Closing the Loop: Machine Learning for Optimization and Discovery (Andreas Krause)
In domains like scientific discovery, where experimentation is expensive and uncertainty is high, data efficiency is paramount. Andreas Krause presented methods for intelligent exploration using Bayesian optimization, active learning, and meta-learned generative priors.
He discussed how to guide search in high-dimensional spaces, steer foundation models at test time to reduce epistemic uncertainty, and adapt insights from simulation to real-world environments. These techniques are enabling closed-loop systems that accelerate breakthroughs in protein engineering, robotics, and beyond.
He also has a talk on Youtube: Institute for Experiential AI
Generative AI’s Collision with Copyright Law (Pamela Samuelson)

With over 40 lawsuits pending, copyright has become a central issue for generative AI development. Pamela Samuelson discussed legal frameworks across the U.S., EU, Japan, and Canada, and questioned whether fair use, text and data mining exceptions, or collective licensing regimes will govern future model training.

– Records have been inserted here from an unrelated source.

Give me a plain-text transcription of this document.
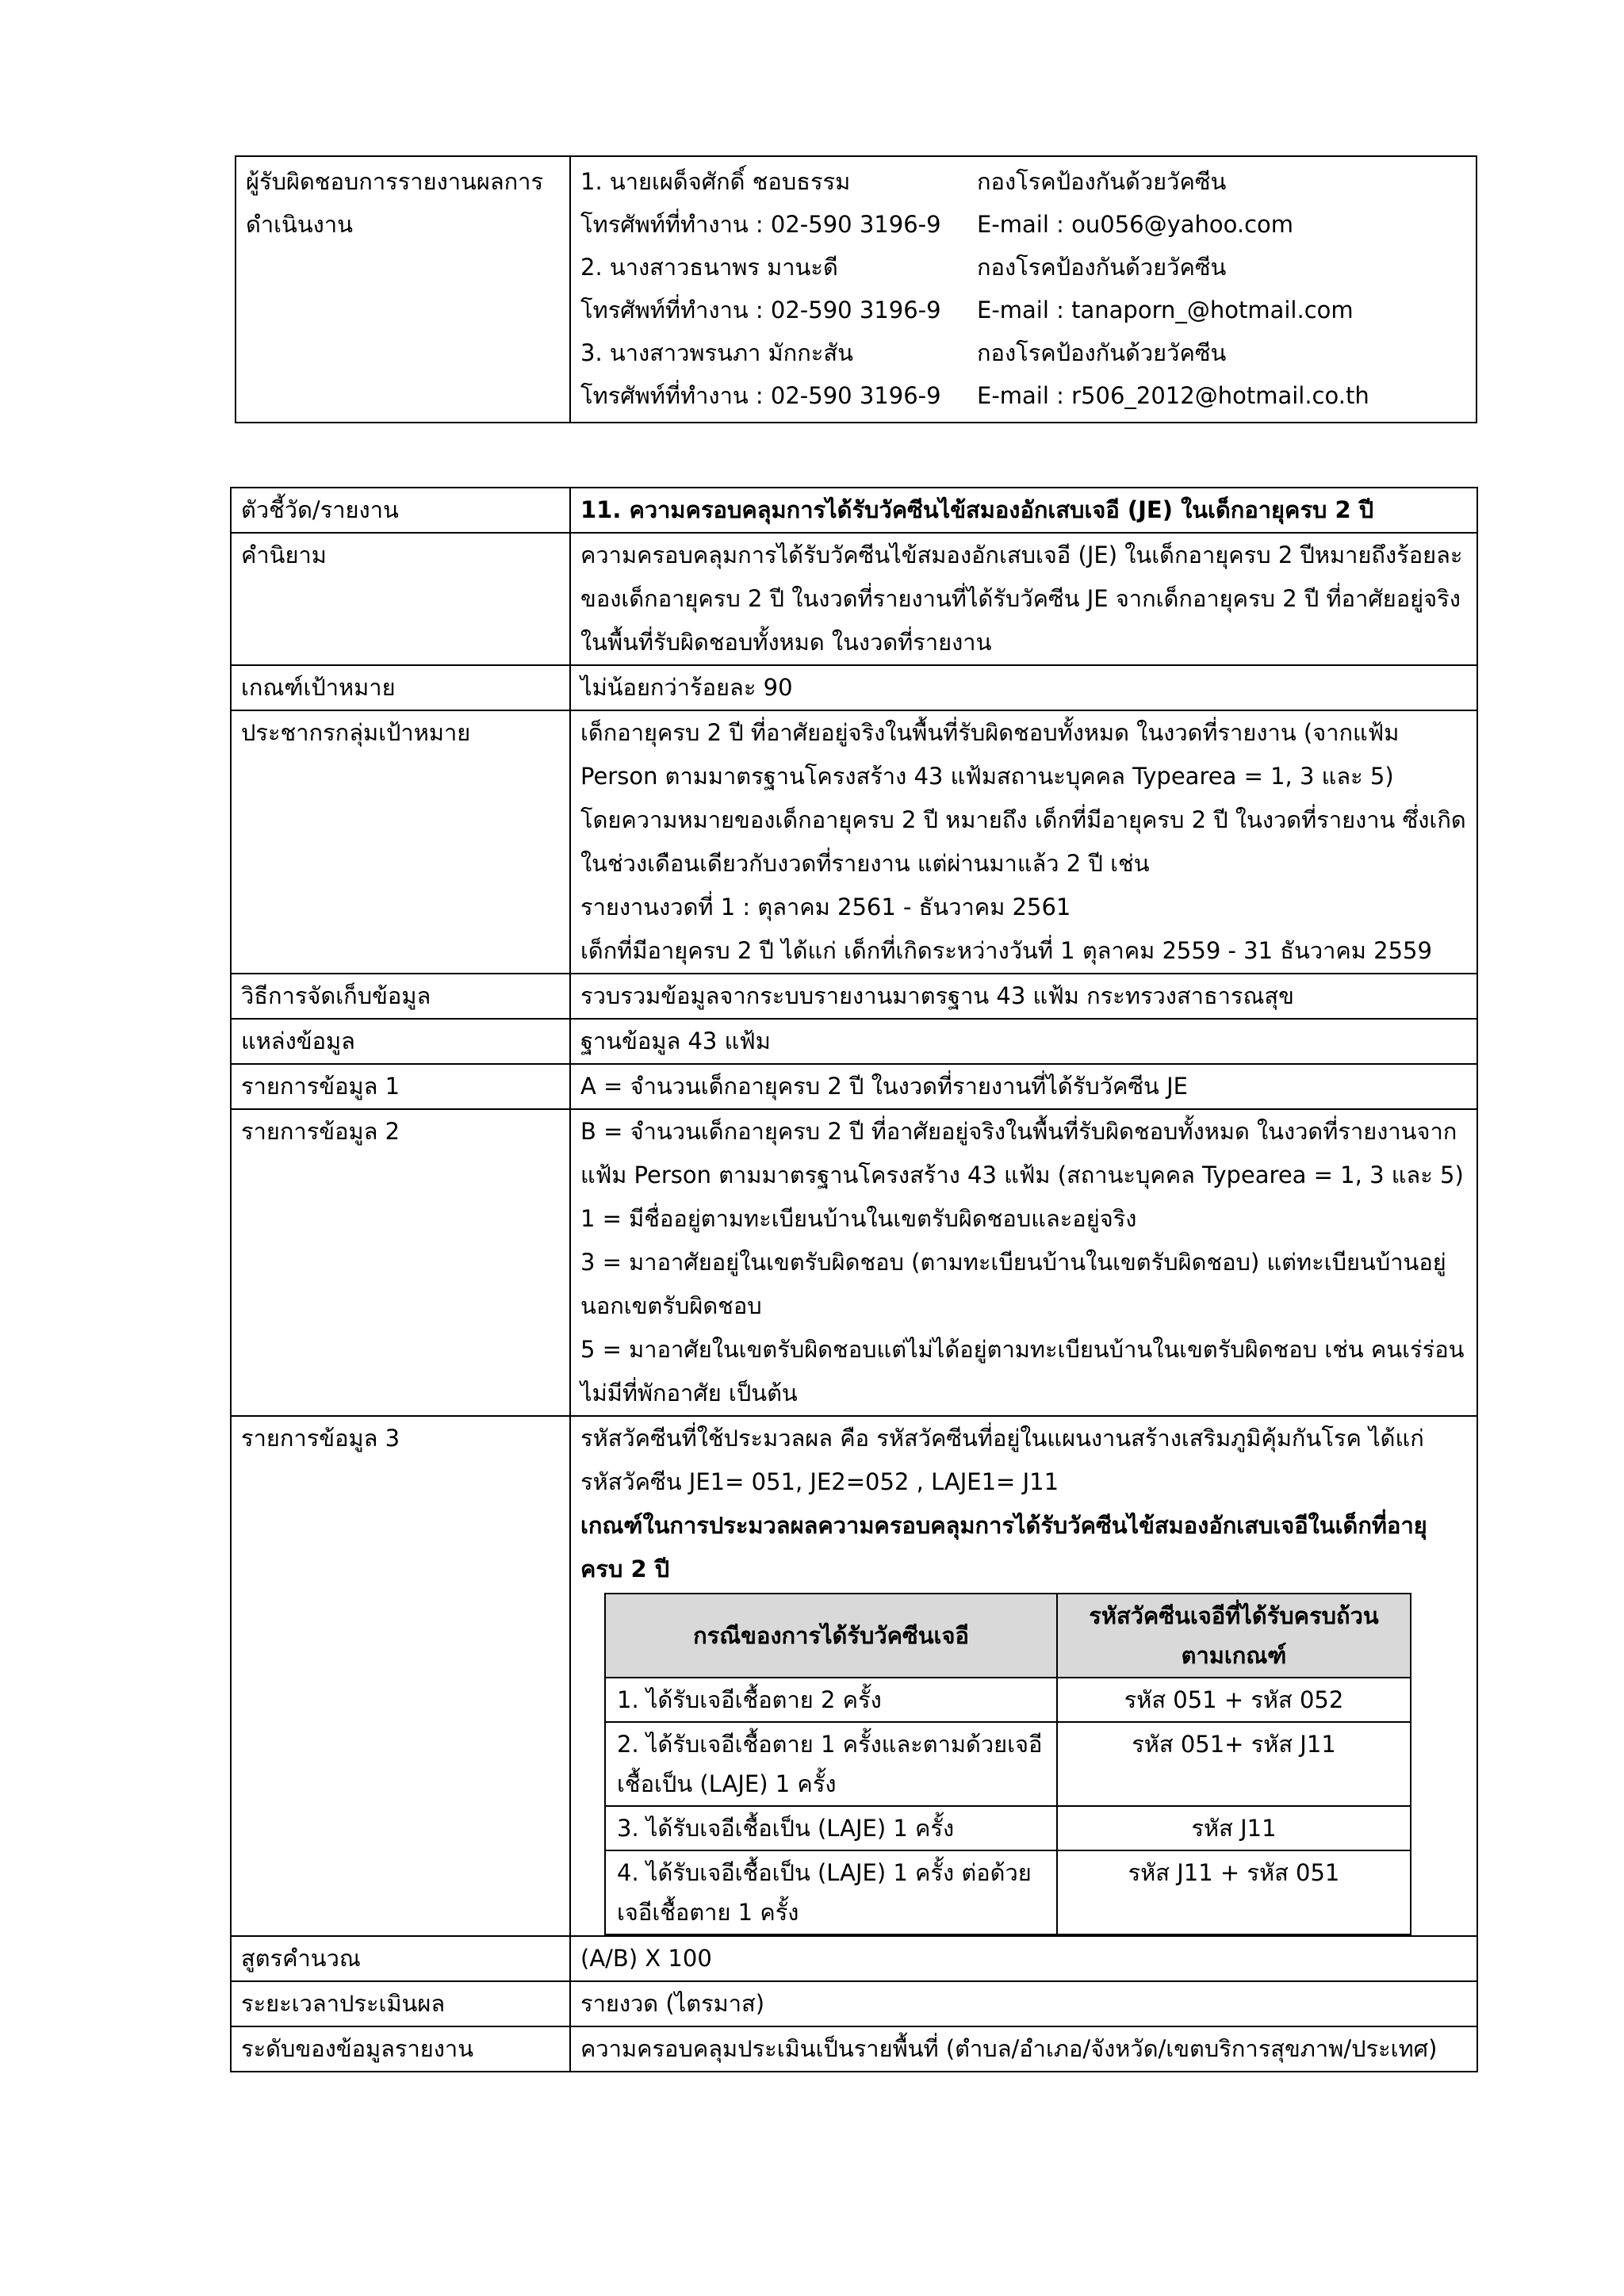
ผู้รับผิดชอบการรายงานผลการดำเนินงาน	
1. นายเผด็จศักดิ์ ชอบธรรม	กองโรคป้องกันด้วยวัคซีน
โทรศัพท์ที่ทำงาน : 02-590 3196-9 E-mail : ou056@yahoo.com
2. นางสาวธนาพร มานะดี	กองโรคป้องกันด้วยวัคซีน
โทรศัพท์ที่ทำงาน : 02-590 3196-9 E-mail : tanaporn_@hotmail.com
3. นางสาวพรนภา มักกะสัน	กองโรคป้องกันด้วยวัคซีน
โทรศัพท์ที่ทำงาน : 02-590 3196-9 E-mail : r506_2012@hotmail.co.th
ตัวชี้วัด/รายงาน	11. ความครอบคลุมการได้รับวัคซีนไข้สมองอักเสบเจอี (JE) ในเด็กอายุครบ 2 ปี
คำนิยาม	ความครอบคลุมการได้รับวัคซีนไข้สมองอักเสบเจอี (JE) ในเด็กอายุครบ 2 ปีหมายถึงร้อยละของเด็กอายุครบ 2 ปี ในงวดที่รายงานที่ได้รับวัคซีน JE จากเด็กอายุครบ 2 ปี ที่อาศัยอยู่จริงในพื้นที่รับผิดชอบทั้งหมด ในงวดที่รายงาน
เกณฑ์เป้าหมาย	ไม่น้อยกว่าร้อยละ 90
ประชากรกลุ่มเป้าหมาย	เด็กอายุครบ 2 ปี ที่อาศัยอยู่จริงในพื้นที่รับผิดชอบทั้งหมด ในงวดที่รายงาน (จากแฟ้ม Person ตามมาตรฐานโครงสร้าง 43 แฟ้มสถานะบุคคล Typearea = 1, 3 และ 5)
โดยความหมายของเด็กอายุครบ 2 ปี หมายถึง เด็กที่มีอายุครบ 2 ปี ในงวดที่รายงาน ซึ่งเกิดในช่วงเดือนเดียวกับงวดที่รายงาน แต่ผ่านมาแล้ว 2 ปี เช่น
รายงานงวดที่ 1 : ตุลาคม 2561 - ธันวาคม 2561
เด็กที่มีอายุครบ 2 ปี ได้แก่ เด็กที่เกิดระหว่างวันที่ 1 ตุลาคม 2559 - 31 ธันวาคม 2559

วิธีการจัดเก็บข้อมูล	รวบรวมข้อมูลจากระบบรายงานมาตรฐาน 43 แฟ้ม กระทรวงสาธารณสุข
แหล่งข้อมูล	ฐานข้อมูล 43 แฟ้ม
รายการข้อมูล 1	A = จำนวนเด็กอายุครบ 2 ปี ในงวดที่รายงานที่ได้รับวัคซีน JE
รายการข้อมูล 2	B = จำนวนเด็กอายุครบ 2 ปี ที่อาศัยอยู่จริงในพื้นที่รับผิดชอบทั้งหมด ในงวดที่รายงานจากแฟ้ม Person ตามมาตรฐานโครงสร้าง 43 แฟ้ม (สถานะบุคคล Typearea = 1, 3 และ 5)
1 = มีชื่ออยู่ตามทะเบียนบ้านในเขตรับผิดชอบและอยู่จริง
3 = มาอาศัยอยู่ในเขตรับผิดชอบ (ตามทะเบียนบ้านในเขตรับผิดชอบ) แต่ทะเบียนบ้านอยู่นอกเขตรับผิดชอบ
5 = มาอาศัยในเขตรับผิดชอบแต่ไม่ได้อยู่ตามทะเบียนบ้านในเขตรับผิดชอบ เช่น คนเร่ร่อน ไม่มีที่พักอาศัย เป็นต้น

รายการข้อมูล 3	รหัสวัคซีนที่ใช้ประมวลผล คือ รหัสวัคซีนที่อยู่ในแผนงานสร้างเสริมภูมิคุ้มกันโรค ได้แก่ รหัสวัคซีน JE1= 051, JE2=052 , LAJE1= J11
เกณฑ์ในการประมวลผลความครอบคลุมการได้รับวัคซีนไข้สมองอักเสบเจอีในเด็กที่อายุครบ 2 ปี
กรณีของการได้รับวัคซีนเจอี	รหัสวัคซีนเจอีที่ได้รับครบถ้วนตามเกณฑ์
1. ได้รับเจอีเชื้อตาย 2 ครั้ง	รหัส 051 + รหัส 052
2. ได้รับเจอีเชื้อตาย 1 ครั้งและตามด้วยเจอีเชื้อเป็น (LAJE) 1 ครั้ง	รหัส 051+ รหัส J11
3. ได้รับเจอีเชื้อเป็น (LAJE) 1 ครั้ง	รหัส J11
4. ได้รับเจอีเชื้อเป็น (LAJE) 1 ครั้ง ต่อด้วยเจอีเชื้อตาย 1 ครั้ง	รหัส J11 + รหัส 051

สูตรคำนวณ	(A/B) X 100
ระยะเวลาประเมินผล	รายงวด (ไตรมาส)
ระดับของข้อมูลรายงาน	ความครอบคลุมประเมินเป็นรายพื้นที่ (ตำบล/อำเภอ/จังหวัด/เขตบริการสุขภาพ/ประเทศ)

The talk emphasized the importance of legal literacy in the ML community, as developers and researchers will need to participate in shaping the norms and laws that define acceptable data use. The goal is to balance innovation, research, and respect for creators’ rights.
Final Thoughts
ICML 2025 made clear that the future of machine learning is about more than scaling modelsit’s about scaling responsibility, generalization, and societal impact. Whether it’s building trustworthy benchmarks, designing adaptive alignment loops, or navigating the legal future of AI, the conversation is shifting from what models can do to what they should do and how we know they’re doing it right.
It was also my first time solo-travelling to Vancouver, and it was so great to catch up with friends in the area and learn from people around the world who are also passionate about AI & ML.